Milner’s Soothsaying
At the tender age of 40, there’s a lot of racing left in Tommy Milner’s career. But if and when he does hang up his driving shoes for good, perhaps he can have a successful second career as a soothsayer.
“Oftentimes if you’re trying too hard to make something happen, then you’re not achieving what you’re setting out to do,” he said pre-race on an IMSA-hosted media Zoom. “We’re not getting frustrated with that; we’re just leaning on the fact that we have good race cars and we’ve had good races. One of these times, it’ll turn around.”
It nearly did Sunday, as Milner almost broke a five-year winless IMSA dry spell at the track – Laguna Seca – that literally translates to “dry lake.” While that win remains elusive, a second-place finish after starting eighth has now put Milner, Nicky Catsburg and the No. 4 Corvette Racing by Pratt Miller Motorsports Corvette Z06 GT3.R into the Grand Touring Daytona Pro (GTD PRO) points lead.
The winning No. 65 Ford Racing Ford Mustang GT3 turned a negative – a left-rear puncture and a drive-through assessed for incident responsibility – into a positive to go off sequence and ultimately play the best fuel game to the end. The No. 4 Corvette wasn’t far off after an eventful day of fluctuating throughout the standings itself.
“You plan for lots of different options and opportunities … starting where we started and with the start of the race I had, it was pretty clear we were going to go pretty far off-strategy,” Milner said. “If you’re not up front, you try something different to see if it’s going to work out for you. Today it worked out very well for us.
“Nicky drove an absolutely amazing race. To have the race that we had at the start and then to claw it all back at the end really feels good.”
GTP Points Anomalies
IMSA features multi-driver racing in each car. But due to two entry and schedule quirks, the top-level GTP class has two drivers alone atop the GTP standings.
Heinrich’s win now places him in the GTP lead after running all four races in two different Porsches (two apiece in the No. 7 Penske Porsche and No. 5 JDC-Miller Porsche).
Jack Aitken is second while driving all four races with three different co-drivers (Earl Bamber and Frederik Vesti in three of the four apiece, plus Connor Zilisch at the Rolex 24) in his No. 31 Cadillac Whelen Cadillac V-Series.R.

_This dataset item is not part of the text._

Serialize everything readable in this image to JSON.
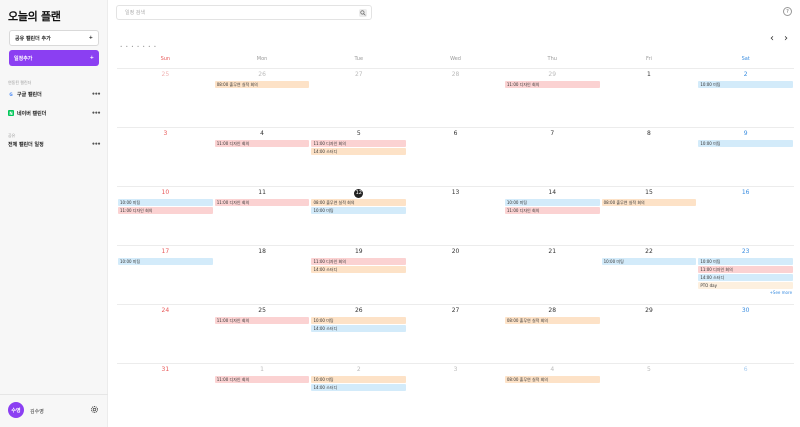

The German holds a 21-point lead over the Englishman, courtesy of the three wins cast against four non-win podiums. Aitken even joked he’s running out of ways to say “hot streak of podiums but can we win now, please.”
The big question lingering after the next round in Detroit is whether Heinrich – currently slated to miss Watkins Glen due to a schedule conflict of his own – will be reassigned back to the third IMSA Michelin Endurance Cup round of the season in his pursuit of a GTP title.
Whether he runs the full season or not, or misses the race as currently scheduled, the 2024 GTD PRO champion is taking his incredible IMSA GTP start in stride.
“Leading IMSA is something very special,” Heinrich said. “We’ve only done four races and it’s early to think about a championship even if you are leading at the moment. Missing a race puts us in a weird spot and we are leading the championship but there are some smart people over there (at Porsche) who will figure it out, I’m sure.”